Жил как в руинах. Жаждал чего-то, метался, рвался, куда сам не знал, к неопределимому; и мечтал о последнем Прибежище — конечно, не о «холодном подземном жилище», а о светлом райском чертоге.

Произошло же всё так, как и должно было в реальной жизни произойти.

Денис его предал. Выяснилось, что годы совместного бизнеса он подкапывался под Егора, ждал момента, чтоб перехватить фирму под себя. И стоило Егору, потерявшего ориентир, допустить в делах неточность, слабину (жил как в тумане), как Денис договорился с Исой, чтобы Егора выкинули, а фирму передали ему, Денису; обещал бόльшую, чем при Егоре, отстёжку от прибыли.

 

И вот Егор, солидный вроде бы человек, сидит перед Исой, бандитским авторитетом, в его восьмикомнатной квартире на Тверской (две четырёхкомнатные, соединённые прорубленной между ними дверью), в доме, увешанном мемориальными досками маршалов и писателей, в кабинете бандита, из окна которого виден кусок Кремлёвской стены, просторном, как гостиная в бывшей Егоровой строгинской квартире; сидит, и его голос неубедительно тих; его бьёт озноб. Иса, одетый с иголочки в дорогой и элегантный, в тонкую полоску, костюм-тройку, медленно ходит по коврам кабинета между письменным столом и диваном, покашивается на Егора и иногда потирает руки, и ослепительно белые манжеты снуют в воздухе.

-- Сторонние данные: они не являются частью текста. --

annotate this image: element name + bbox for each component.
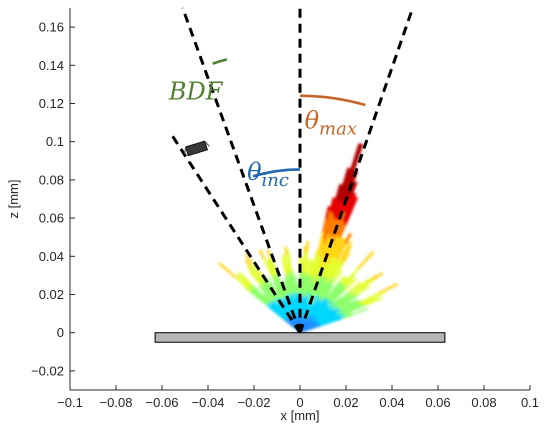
lobe-wedge-659 bbox=[348, 196, 359, 212]
lobe-wedge-49 bbox=[235, 273, 245, 282]
lobe-wedge-999 bbox=[343, 301, 351, 306]
y-tick-label: 0.16 bbox=[39, 20, 64, 35]
lobe-wedge-619 bbox=[352, 143, 364, 164]
lobe-wedge-739 bbox=[342, 252, 351, 262]
dashed-line-max-right bbox=[298, 7, 415, 334]
lobe-wedge-989 bbox=[352, 293, 360, 300]
lobe-wedge-248 bbox=[262, 257, 270, 268]
lobe-wedge-438 bbox=[296, 287, 299, 293]
lobe-wedge-479 bbox=[300, 257, 303, 266]
lobe-wedge-399 bbox=[286, 249, 291, 259]
lobe-wedge-149 bbox=[244, 259, 253, 269]
x-tick-label: 0.1 bbox=[521, 395, 539, 410]
lobe-wedge-369 bbox=[282, 253, 287, 263]
lobe-wedge-919 bbox=[353, 281, 362, 289]
lobe-wedge-759 bbox=[336, 269, 343, 278]
lobe-wedge-439 bbox=[295, 282, 299, 288]
lobe-wedge-1139 bbox=[360, 307, 369, 313]
annotation-bdf: BDF bbox=[168, 78, 224, 106]
lobe-wedge-69 bbox=[238, 271, 247, 280]
x-tick-label: 0.08 bbox=[471, 395, 496, 410]
lobe-wedge-249 bbox=[258, 249, 266, 259]
x-tick-label: −0.06 bbox=[146, 395, 179, 410]
dashed-line-incidence-left bbox=[181, 7, 302, 334]
x-tick-label: −0.04 bbox=[192, 395, 225, 410]
y-tick-label: 0.06 bbox=[39, 211, 64, 226]
x-tick-label: 0.04 bbox=[379, 395, 404, 410]
y-tick-label: −0.02 bbox=[31, 363, 64, 378]
lobe-wedge-959 bbox=[373, 272, 384, 280]
y-tick-label: 0 bbox=[57, 325, 64, 340]
lobe-wedge-819 bbox=[341, 276, 348, 284]
x-axis-title: x [mm] bbox=[281, 408, 320, 423]
x-tick-label: −0.1 bbox=[57, 395, 83, 410]
lobe-wedge-719 bbox=[344, 241, 353, 252]
lobe-wedge-389 bbox=[284, 246, 289, 256]
lobe-wedge-1149 bbox=[347, 313, 355, 318]
lobe-wedge-169 bbox=[244, 253, 253, 264]
lobe-wedge-649 bbox=[347, 192, 357, 209]
lobe-wedge-289 bbox=[266, 249, 273, 260]
dashed-line-detector-left bbox=[169, 133, 302, 334]
annotation-theta-inc: θinc bbox=[247, 158, 289, 191]
lobe-wedge-329 bbox=[283, 279, 287, 287]
detector bbox=[184, 140, 210, 157]
x-tick-label: 0.06 bbox=[425, 395, 450, 410]
y-tick-label: 0.02 bbox=[39, 287, 64, 302]
lobe-wedge-28 bbox=[226, 269, 237, 278]
lobe-wedge-839 bbox=[364, 251, 375, 262]
lobe-wedge-1109 bbox=[344, 311, 351, 316]
lobe-wedge-979 bbox=[361, 285, 371, 292]
bdf-arc bbox=[212, 58, 228, 65]
lobe-wedge-799 bbox=[338, 275, 346, 283]
y-tick-label: 0.1 bbox=[46, 134, 64, 149]
lobe-wedge-879 bbox=[349, 278, 358, 285]
lobe-wedge-1069 bbox=[375, 290, 387, 297]
y-tick-label: 0.12 bbox=[39, 96, 64, 111]
axes: −0.1 −0.08 −0.06 −0.04 −0.02 0 0.02 0.04 0.06 0.0… bbox=[31, 8, 539, 410]
lobe-wedge-549 bbox=[309, 260, 314, 269]
angle-arcs bbox=[212, 58, 366, 178]
lobe-wedge-509 bbox=[305, 240, 310, 251]
annotations: BDF θmax θinc bbox=[168, 78, 357, 191]
y-tick-label: 0.04 bbox=[39, 249, 64, 264]
lobe-wedge-699 bbox=[344, 232, 353, 245]
y-tick-label: 0.08 bbox=[39, 172, 64, 187]
lobe-wedge-209 bbox=[266, 277, 273, 284]
lobe-wedge-838 bbox=[357, 259, 368, 270]
inc-arc bbox=[252, 168, 301, 178]
lobe-wedge-409 bbox=[291, 270, 294, 278]
lobe-wedge-1099 bbox=[373, 296, 383, 303]
y-tick-label: 0.14 bbox=[39, 58, 64, 73]
lobe-wedge-849 bbox=[347, 274, 356, 282]
lobe-wedge-729 bbox=[344, 245, 353, 256]
x-tick-label: 0.02 bbox=[333, 395, 358, 410]
lobe-wedge-769 bbox=[328, 285, 334, 292]
lobe-wedge-29 bbox=[217, 262, 229, 272]
scattering-lobe bbox=[217, 143, 399, 333]
dashed-lines bbox=[169, 7, 415, 334]
substrate bbox=[154, 332, 446, 343]
lobe-wedge-1059 bbox=[386, 282, 399, 291]
x-tick-label: −0.02 bbox=[238, 395, 271, 410]
annotation-theta-max: θmax bbox=[305, 106, 357, 139]
max-arc bbox=[299, 94, 366, 107]
lobe-wedge-518 bbox=[305, 266, 309, 275]
x-tick-label: −0.08 bbox=[100, 395, 133, 410]
y-axis-title: z [mm] bbox=[6, 180, 21, 219]
substrate-bar bbox=[154, 332, 446, 343]
x-tick-label: 0 bbox=[296, 395, 303, 410]
lobe-wedge-1138 bbox=[353, 310, 362, 315]
lobe-wedge-508 bbox=[304, 249, 309, 260]
lobe-wedge-779 bbox=[324, 292, 330, 298]
lobe-wedge-859 bbox=[346, 278, 354, 286]
lobe-wedge-429 bbox=[294, 275, 297, 282]
lobe-wedge-519 bbox=[305, 259, 309, 268]
detector-icon bbox=[184, 140, 210, 157]
lobe-wedge-109 bbox=[258, 285, 265, 292]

— Да, коммерсант — это звучит гордо, а выглядит жалко,— говорит он, дослушав Егоров лепет, и его белая кисть делает в сторону Егора презрительную отмашку. — Какая твоя доля в уставнике?

— Две трети.

— А уставник?..

— Триста тыщь баксов.

— Так ты что, губу на двести тыщь раскатил? А морда не треснет? Возьмёшь пятьдесят тысяч. И кончаем базар.

 

Вот вам, герр Шопенгауэр, вся ваша свобода воли как метафизическая основа жития!